The point of view of each chapter rotates among several interesting women of varying ages and stages in life. Laura Fairbanks is a frumpy schoolteacher and brand new mom who married the groom's brother David three years ago and has found she doesn't fit into her in-laws' high-powered, wealthy world. Rife with insecurities, the elaborate wedding for David's brother Michael makes her question her own simple lifestyle choices. Elizabeth Anderson is the middle-aged aunt of the bride who is bitter toward her handsome husband Phil because she believes he is interested in a young, attractive divorcee. Women will identify with her frustrations over getting older while wishing she'd just stop complaining long enough to give her husband a chance to explain (which would ruin the tension, of course, so never mind).
The hard-drinking Suzette Burke, middle-aged wife of the groom's boss, is there to keep up appearances and cast a watchful eye on her husband Jim's romance with his secretary. Ingrid Campbell is the cute maid of honor who, caught up in Jennifer Simpson's wedding plans, has gotten engaged.

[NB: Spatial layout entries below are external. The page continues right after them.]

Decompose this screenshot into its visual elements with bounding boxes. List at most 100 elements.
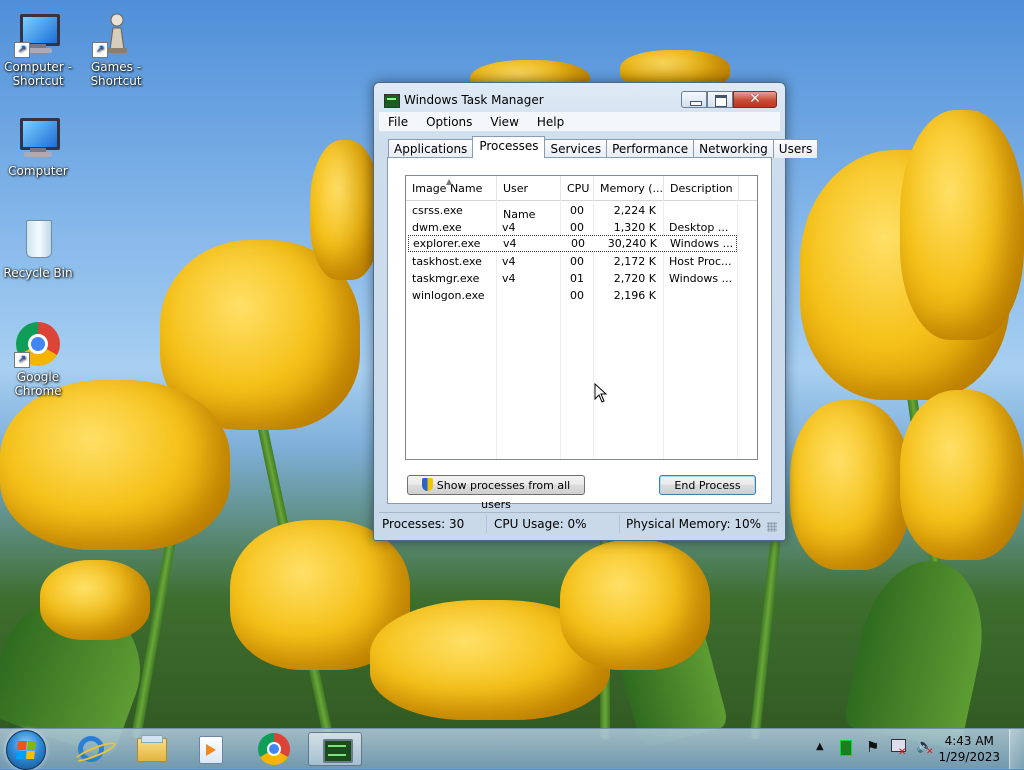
tab-networking[interactable]: Networking <box>693 139 774 158</box>
close-icon: ✕ <box>749 91 761 107</box>
process-cpu: 01 <box>570 272 584 285</box>
taskbar-google-chrome[interactable] <box>246 732 300 766</box>
column-divider <box>737 200 738 459</box>
column-image-name[interactable]: ▲ Image Name <box>406 176 497 200</box>
window-title: Windows Task Manager <box>404 93 544 107</box>
status-bar: Processes: 30 CPU Usage: 0% Physical Mem… <box>379 512 780 535</box>
process-memory: 1,320 K <box>613 221 656 234</box>
process-row-taskhost[interactable]: taskhost.exe v4 00 2,172 K Host Proc... <box>406 253 757 270</box>
process-image-name: csrss.exe <box>412 204 463 217</box>
process-row-dwm[interactable]: dwm.exe v4 00 1,320 K Desktop ... <box>406 219 757 236</box>
tab-services[interactable]: Services <box>544 139 608 158</box>
menu-options[interactable]: Options <box>417 115 481 129</box>
process-row-explorer-selected[interactable]: explorer.exe v4 00 30,240 K Windows ... <box>408 235 737 252</box>
status-physical-memory: Physical Memory: 10% <box>626 517 762 531</box>
minimize-button[interactable] <box>681 91 707 108</box>
internet-explorer-icon <box>78 736 104 762</box>
shortcut-arrow-icon: ↗ <box>14 352 30 368</box>
process-description: Windows ... <box>670 237 734 250</box>
chrome-icon <box>258 733 290 765</box>
tab-users[interactable]: Users <box>772 139 819 158</box>
column-memory[interactable]: Memory (... <box>594 176 664 200</box>
process-cpu: 00 <box>570 289 584 302</box>
process-image-name: taskhost.exe <box>412 255 482 268</box>
tab-applications[interactable]: Applications <box>388 139 474 158</box>
process-user-name: v4 <box>502 272 516 285</box>
desktop-icon-games-shortcut[interactable]: ↗ Games - Shortcut <box>78 10 154 88</box>
processes-panel: ▲ Image Name User Name CPU Memory (... D… <box>387 157 772 511</box>
desktop-icon-computer-shortcut[interactable]: ↗ Computer - Shortcut <box>0 10 76 88</box>
taskbar-media-player[interactable] <box>184 732 238 766</box>
task-manager-window[interactable]: Windows Task Manager ✕ File Options View… <box>373 82 819 541</box>
menu-file[interactable]: File <box>379 115 417 129</box>
tab-processes[interactable]: Processes <box>472 136 546 158</box>
menu-help[interactable]: Help <box>528 115 573 129</box>
maximize-button[interactable] <box>707 91 733 108</box>
tab-performance[interactable]: Performance <box>606 139 695 158</box>
task-manager-icon <box>323 739 353 763</box>
desktop-icon-label: Computer - <box>4 60 72 74</box>
process-image-name: taskmgr.exe <box>412 272 480 285</box>
start-button[interactable] <box>6 730 46 770</box>
process-cpu: 00 <box>571 237 585 250</box>
process-image-name: dwm.exe <box>412 221 462 234</box>
process-row-csrss[interactable]: csrss.exe 00 2,224 K <box>406 202 757 219</box>
tab-strip: Applications Processes Services Performa… <box>388 136 819 158</box>
show-desktop-button[interactable] <box>1009 729 1024 769</box>
process-row-taskmgr[interactable]: taskmgr.exe v4 01 2,720 K Windows ... <box>406 270 757 287</box>
process-cpu: 00 <box>570 255 584 268</box>
show-hidden-icons-icon[interactable]: ▲ <box>816 741 824 752</box>
column-description[interactable]: Description <box>664 176 739 200</box>
clock-time: 4:43 AM <box>944 734 994 748</box>
process-image-name: winlogon.exe <box>412 289 485 302</box>
shortcut-arrow-icon: ↗ <box>14 42 30 58</box>
show-all-processes-button[interactable]: Show processes from all users <box>407 475 585 511</box>
windows-logo-icon <box>16 741 36 759</box>
menu-bar: File Options View Help <box>379 112 780 132</box>
process-description: Windows ... <box>669 272 733 285</box>
taskbar-task-manager[interactable] <box>308 732 362 766</box>
process-list[interactable]: ▲ Image Name User Name CPU Memory (... D… <box>405 175 758 460</box>
task-manager-icon <box>384 94 400 108</box>
menu-view[interactable]: View <box>481 115 527 129</box>
computer-icon: ↗ <box>14 10 62 58</box>
minimize-icon <box>690 101 702 106</box>
end-process-button[interactable]: End Process <box>659 475 756 495</box>
resize-grip-icon[interactable] <box>767 522 777 532</box>
process-row-winlogon[interactable]: winlogon.exe 00 2,196 K <box>406 287 757 304</box>
desktop-icon-label: Chrome <box>14 384 62 398</box>
chess-piece-icon: ↗ <box>92 10 140 58</box>
column-cpu[interactable]: CPU <box>561 176 594 200</box>
status-processes: Processes: 30 <box>379 515 487 533</box>
process-list-header: ▲ Image Name User Name CPU Memory (... D… <box>406 176 757 221</box>
process-cpu: 00 <box>570 204 584 217</box>
clock-date: 1/29/2023 <box>938 750 1000 764</box>
sort-ascending-icon: ▲ <box>446 177 453 186</box>
taskbar-windows-explorer[interactable] <box>124 732 178 766</box>
maximize-icon <box>715 95 727 107</box>
desktop-icon-recycle-bin[interactable]: Recycle Bin <box>0 216 76 280</box>
process-memory: 30,240 K <box>607 237 657 250</box>
desktop-icon-computer[interactable]: Computer <box>0 114 76 178</box>
uac-shield-icon <box>421 478 433 491</box>
desktop-icon-label: Recycle Bin <box>3 266 73 280</box>
process-image-name: explorer.exe <box>413 237 481 250</box>
taskbar-internet-explorer[interactable] <box>64 732 118 766</box>
process-user-name: v4 <box>502 221 516 234</box>
close-button[interactable]: ✕ <box>733 91 777 108</box>
column-user-name[interactable]: User Name <box>497 176 561 221</box>
desktop-icon-label: Games - <box>90 60 142 74</box>
network-error-icon: ✕ <box>898 747 907 758</box>
clock[interactable]: 4:43 AM 1/29/2023 <box>938 733 1000 765</box>
desktop-icon-label: Shortcut <box>90 74 142 88</box>
title-bar[interactable]: Windows Task Manager ✕ <box>374 83 785 111</box>
desktop-icon-label: Computer <box>8 164 68 178</box>
desktop-icon-label: Shortcut <box>12 74 64 88</box>
desktop-icon-google-chrome[interactable]: ↗ Google Chrome <box>0 320 76 398</box>
process-memory: 2,720 K <box>613 272 656 285</box>
process-activity-icon[interactable] <box>840 740 852 756</box>
folder-icon <box>137 735 167 762</box>
desktop-icon-label: Google <box>16 370 60 384</box>
action-center-flag-icon[interactable]: ⚑ <box>866 738 879 756</box>
show-all-processes-label: Show processes from all users <box>436 479 571 511</box>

Now, eying one of the handsome groomsmen, she questions her impulse. Readers will love bride Jennifer's grandmother, Margaret Simpson, whose own nearly 60-year-old marriage ended with her husband's death a year previous. Her sweetness, wisdom and vulnerability will help the other women as they sort through their various issues.
It takes a few chapters to get the hang of the novel and fix each character firmly in mind. That said, the joy of this book is Carlson's smooth switches back and forth from various distinctive points of view, and her ability to keep each character from turning into a caricature. Suzette has our sympathy because of her philandering husband, but we shake our head over her own grasping, selfish ways and embarrassing drunken episodes. Ingrid comes across as young and uncertain, but trying to figure out the right thing to do. We want Laura to stop whining, but any woman whose ever had a baby will reluctantly remember how it felt to be postpartum, complete with leaky breasts.
Although the wise sage Margaret's generosity and willingness to share her own imperfect life story changes the lives of some of the other women, she still has her own battle with hopelessness that isn't resolved until the very last pages. This makes for some nice plot tension. Of all the characters, perhaps Elizabeth deserves the least sympathy and the most impatience. (Just talk to your husband, Elizabeth! Puh-leeze!)
The choice of a wedding setting is perfect, since what woman doesn't re-evaluate her marriage or dating relationship when attending another woman's Big Event? As Margaret says, "I suppose weddings do that to us, make us remember when we were young brides." The faith touches are extraordinarily light and fit seamlessly into the text. Carlson also throws in a few nice twists that will catch the reader by surprise, and doesn't feel that she has to tie up the loose ends for every character. This is a fun, enjoyable read that should appeal to women of all ages.